Black lips curl around daggerlike white teeth, bristling hackles rise beyond the short, shaggy mane, and a low growl rumbles from that cavernous chest. Isha stops in his tracks, his eyes dark slits.
Even if the creature isn’t entirely Pogli, he’s certainly not Bereus, either. And he’s given me the perfect distraction I need. I’ve been able to free the aether of those here from Isha’s clutches. Maybe I can free his aether from him, until he has nothing left.
I am the sun next to a mortal’s flickering candle.
So, I need to darken the sun.
He’ll not go willingly or quietly like the others, so I don’t bother asking or nudging. I reach out, even lifting my hand as I do, to seize his aether while he’s glaring at what used to be his obedient pet.
It’s like trying to seize the River of Fire.
At first he smiles, because I wound him about as much as I would wound the river by plunging my hand into its flames.
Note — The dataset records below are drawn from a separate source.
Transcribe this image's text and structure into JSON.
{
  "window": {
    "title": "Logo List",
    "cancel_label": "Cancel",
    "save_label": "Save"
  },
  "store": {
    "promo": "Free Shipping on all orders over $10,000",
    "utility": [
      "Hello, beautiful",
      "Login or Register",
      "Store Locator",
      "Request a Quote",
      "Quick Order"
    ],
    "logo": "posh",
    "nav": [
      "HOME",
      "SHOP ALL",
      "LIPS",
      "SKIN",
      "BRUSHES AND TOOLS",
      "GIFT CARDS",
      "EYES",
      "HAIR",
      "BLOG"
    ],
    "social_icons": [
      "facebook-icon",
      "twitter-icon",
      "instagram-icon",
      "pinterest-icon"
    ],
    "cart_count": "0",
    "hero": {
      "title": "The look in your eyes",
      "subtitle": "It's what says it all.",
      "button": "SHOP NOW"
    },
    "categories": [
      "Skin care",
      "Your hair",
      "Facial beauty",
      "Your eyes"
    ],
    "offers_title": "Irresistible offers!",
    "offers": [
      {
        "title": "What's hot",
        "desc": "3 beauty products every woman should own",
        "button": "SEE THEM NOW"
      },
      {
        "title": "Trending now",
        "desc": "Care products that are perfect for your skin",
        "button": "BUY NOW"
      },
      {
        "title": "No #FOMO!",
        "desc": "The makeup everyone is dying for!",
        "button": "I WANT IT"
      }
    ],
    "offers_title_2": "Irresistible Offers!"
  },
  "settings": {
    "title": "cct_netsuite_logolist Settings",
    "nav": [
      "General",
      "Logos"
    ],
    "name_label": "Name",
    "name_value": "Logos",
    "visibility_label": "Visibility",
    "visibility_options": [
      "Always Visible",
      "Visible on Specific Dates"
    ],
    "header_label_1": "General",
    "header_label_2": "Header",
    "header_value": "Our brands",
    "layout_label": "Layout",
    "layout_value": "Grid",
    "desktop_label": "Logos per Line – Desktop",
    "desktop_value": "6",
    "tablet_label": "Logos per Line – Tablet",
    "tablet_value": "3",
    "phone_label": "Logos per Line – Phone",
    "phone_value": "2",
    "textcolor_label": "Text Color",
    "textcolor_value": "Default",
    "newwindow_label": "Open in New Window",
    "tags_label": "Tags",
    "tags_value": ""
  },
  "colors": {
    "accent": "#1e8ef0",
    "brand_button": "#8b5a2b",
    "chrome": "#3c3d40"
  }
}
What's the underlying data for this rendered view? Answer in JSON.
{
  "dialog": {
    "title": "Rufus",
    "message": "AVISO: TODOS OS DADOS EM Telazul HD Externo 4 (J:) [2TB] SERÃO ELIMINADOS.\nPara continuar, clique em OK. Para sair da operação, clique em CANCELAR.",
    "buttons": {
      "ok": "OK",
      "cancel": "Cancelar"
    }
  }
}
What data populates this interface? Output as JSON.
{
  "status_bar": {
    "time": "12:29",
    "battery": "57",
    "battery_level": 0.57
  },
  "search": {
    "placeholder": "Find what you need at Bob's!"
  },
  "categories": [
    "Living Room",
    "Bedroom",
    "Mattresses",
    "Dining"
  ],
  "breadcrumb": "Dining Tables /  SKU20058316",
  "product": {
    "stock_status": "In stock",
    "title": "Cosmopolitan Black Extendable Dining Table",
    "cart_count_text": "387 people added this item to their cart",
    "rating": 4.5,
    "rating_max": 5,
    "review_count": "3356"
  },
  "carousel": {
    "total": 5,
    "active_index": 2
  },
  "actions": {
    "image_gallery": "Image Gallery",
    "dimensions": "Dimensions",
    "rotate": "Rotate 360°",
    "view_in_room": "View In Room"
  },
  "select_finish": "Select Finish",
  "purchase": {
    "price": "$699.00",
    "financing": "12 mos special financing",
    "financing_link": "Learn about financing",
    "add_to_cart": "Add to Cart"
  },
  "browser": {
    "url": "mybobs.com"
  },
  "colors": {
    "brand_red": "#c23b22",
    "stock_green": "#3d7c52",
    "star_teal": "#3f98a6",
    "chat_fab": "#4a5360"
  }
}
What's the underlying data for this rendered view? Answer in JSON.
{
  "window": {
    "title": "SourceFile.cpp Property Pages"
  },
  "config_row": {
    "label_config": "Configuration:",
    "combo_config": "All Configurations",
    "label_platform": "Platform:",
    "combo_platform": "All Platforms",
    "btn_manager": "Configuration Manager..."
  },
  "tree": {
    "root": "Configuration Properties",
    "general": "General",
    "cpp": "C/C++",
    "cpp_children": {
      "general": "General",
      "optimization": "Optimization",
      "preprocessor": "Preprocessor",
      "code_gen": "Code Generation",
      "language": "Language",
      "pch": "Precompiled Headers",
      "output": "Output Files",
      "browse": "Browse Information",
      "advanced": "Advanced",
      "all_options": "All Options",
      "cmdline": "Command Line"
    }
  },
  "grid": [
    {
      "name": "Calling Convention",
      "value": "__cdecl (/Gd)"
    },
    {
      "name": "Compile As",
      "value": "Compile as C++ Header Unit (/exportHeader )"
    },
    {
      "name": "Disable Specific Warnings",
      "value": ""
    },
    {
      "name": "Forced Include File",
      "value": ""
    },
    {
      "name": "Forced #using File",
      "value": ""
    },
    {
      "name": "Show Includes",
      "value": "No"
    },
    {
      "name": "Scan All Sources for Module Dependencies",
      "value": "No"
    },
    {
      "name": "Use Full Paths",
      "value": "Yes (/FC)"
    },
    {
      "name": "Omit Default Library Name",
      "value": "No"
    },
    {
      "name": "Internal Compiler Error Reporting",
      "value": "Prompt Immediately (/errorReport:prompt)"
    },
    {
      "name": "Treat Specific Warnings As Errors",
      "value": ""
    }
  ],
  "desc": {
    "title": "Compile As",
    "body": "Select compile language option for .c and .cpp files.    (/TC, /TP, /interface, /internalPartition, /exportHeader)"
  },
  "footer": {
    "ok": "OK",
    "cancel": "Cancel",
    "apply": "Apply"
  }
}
But it’s not actually my hand.
It’s a siphon.
He gasps a ragged inhalation so grating that it sounds like a death rattle, and yet one befitting a god—powerful enough to drop the pressure in the courtyard and stir the leaves on the trees.
My ears pop and Melé cries out as Isha draws the very air around us into his lungs.
His back arches, and his arms go rigid at his sides, as if he were struck by lightning.
A powerful current is flowing through him—his own.
And exiting out of him, through me. It’s by letting go of it as soon as I have it that I, myself, don’t get burned.
I’m draining the sun, not holding it.
Isha’s pale skin turns even paler, and the iron of his irises fades to white. His black hair starts to gray, and his fingers curl in on themselves, looking skeletal.
I begin to hope I can actually win this.